〔プレスリリース〕生物の放出する物質と生物同士の複雑な関係を読み解くデータサイエンスの方法を開発 ~食材の栄養成分と味、香りなどの関係解明にも期待~

研究成果 2019/06/06

 奈良先端科学技術大学院大学(学長:横矢直和)先端科学技術研究科 情報科学領域 計算システムズ生物学研究室のMd. Altaf-Ul-Amin(モハマド=アルタフ=ウル=アミン)准教授のグループは、生物と物質など2種の異なった対象物のデータが集積した二部構造を持つ大規模なネットワークについて、例えば、生態系の中の多数の生物とその生物が放出する多様な揮発性生化学物質の関係を視覚化し、分析するための方法を考案しました。

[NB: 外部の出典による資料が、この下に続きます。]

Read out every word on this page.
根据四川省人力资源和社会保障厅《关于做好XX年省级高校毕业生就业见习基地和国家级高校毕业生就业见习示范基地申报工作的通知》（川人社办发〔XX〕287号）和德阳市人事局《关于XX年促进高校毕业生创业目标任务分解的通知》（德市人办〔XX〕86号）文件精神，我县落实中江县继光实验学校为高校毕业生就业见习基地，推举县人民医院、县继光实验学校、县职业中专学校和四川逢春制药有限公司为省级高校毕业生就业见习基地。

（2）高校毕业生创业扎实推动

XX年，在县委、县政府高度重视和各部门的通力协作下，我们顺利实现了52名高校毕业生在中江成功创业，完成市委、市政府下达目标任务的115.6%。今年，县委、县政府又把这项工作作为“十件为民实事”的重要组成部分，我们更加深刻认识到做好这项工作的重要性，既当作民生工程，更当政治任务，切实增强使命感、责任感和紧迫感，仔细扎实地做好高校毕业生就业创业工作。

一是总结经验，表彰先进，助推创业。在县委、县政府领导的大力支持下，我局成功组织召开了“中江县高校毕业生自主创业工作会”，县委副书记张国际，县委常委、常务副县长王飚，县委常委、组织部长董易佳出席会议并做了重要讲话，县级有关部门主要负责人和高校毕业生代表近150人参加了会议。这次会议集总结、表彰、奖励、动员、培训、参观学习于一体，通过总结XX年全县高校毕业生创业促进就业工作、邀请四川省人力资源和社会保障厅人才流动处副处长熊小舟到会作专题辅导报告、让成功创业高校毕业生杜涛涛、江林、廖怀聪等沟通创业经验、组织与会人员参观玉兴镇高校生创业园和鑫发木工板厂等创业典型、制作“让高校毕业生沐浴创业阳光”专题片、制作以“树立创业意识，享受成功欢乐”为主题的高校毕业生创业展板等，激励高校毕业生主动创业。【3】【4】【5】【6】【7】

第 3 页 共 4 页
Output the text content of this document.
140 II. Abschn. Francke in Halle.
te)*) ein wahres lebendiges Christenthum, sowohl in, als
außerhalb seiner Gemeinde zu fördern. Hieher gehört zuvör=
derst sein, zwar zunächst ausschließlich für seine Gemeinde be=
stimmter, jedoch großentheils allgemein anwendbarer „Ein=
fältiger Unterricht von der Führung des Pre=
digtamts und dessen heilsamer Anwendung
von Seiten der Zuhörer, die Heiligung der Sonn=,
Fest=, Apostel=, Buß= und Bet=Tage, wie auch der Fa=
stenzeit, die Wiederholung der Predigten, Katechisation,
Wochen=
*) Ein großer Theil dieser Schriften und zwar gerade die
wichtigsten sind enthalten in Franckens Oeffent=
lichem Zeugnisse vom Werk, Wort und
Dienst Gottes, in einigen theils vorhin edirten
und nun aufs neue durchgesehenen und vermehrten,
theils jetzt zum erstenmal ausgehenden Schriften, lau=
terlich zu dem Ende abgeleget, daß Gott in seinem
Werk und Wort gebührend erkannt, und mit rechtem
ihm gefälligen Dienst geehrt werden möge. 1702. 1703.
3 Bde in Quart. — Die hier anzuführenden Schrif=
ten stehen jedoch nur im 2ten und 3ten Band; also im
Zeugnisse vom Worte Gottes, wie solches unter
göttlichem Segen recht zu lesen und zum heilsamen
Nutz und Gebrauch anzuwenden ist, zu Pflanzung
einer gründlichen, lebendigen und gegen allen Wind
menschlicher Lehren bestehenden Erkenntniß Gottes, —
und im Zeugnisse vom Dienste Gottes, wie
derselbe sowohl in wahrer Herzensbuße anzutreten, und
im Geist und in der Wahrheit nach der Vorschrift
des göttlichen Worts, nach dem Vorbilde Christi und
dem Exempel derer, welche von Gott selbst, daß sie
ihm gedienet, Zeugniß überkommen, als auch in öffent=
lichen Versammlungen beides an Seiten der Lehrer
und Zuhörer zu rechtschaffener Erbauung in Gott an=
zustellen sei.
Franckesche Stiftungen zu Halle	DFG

 この研究は「二部グラフ・クラスタリング法」というデータサイエンスの手法を使ったもので、世界的に高く評価され、情報科学分野の最高峰の国際論文誌IEEE TRANSACTIONSに採録されました。昨今、データサイエンスが注目される中、さまざまな分野への応用が期待されています。例えば、生態系において様々な生物がお互いの誘引物質や忌避物質を放出することによって化学的に会話しているという関係性をネットワークとして理解したり、あるいは、世界中のさまざまな料理に含まれる食材やそこに含まれる栄養成分の配合と味、香りなどの関係性を体系的に理解したり、といった多くの要素が複雑に関わる現象を読み解くための分析に応用することが可能です。

 このようなネットワーク解析をもとにしたアプローチは、いわゆるビッグデータ医療を始め、ビッグデータサイエンス、データ駆動型サイエンスと呼ばれる、社会の様々な領域のデータ同士の関係性から有用な情報をとりだすマイニング(データの採掘)のための手法として重要であり、今後さまざまな発見を導く可能性が開けました。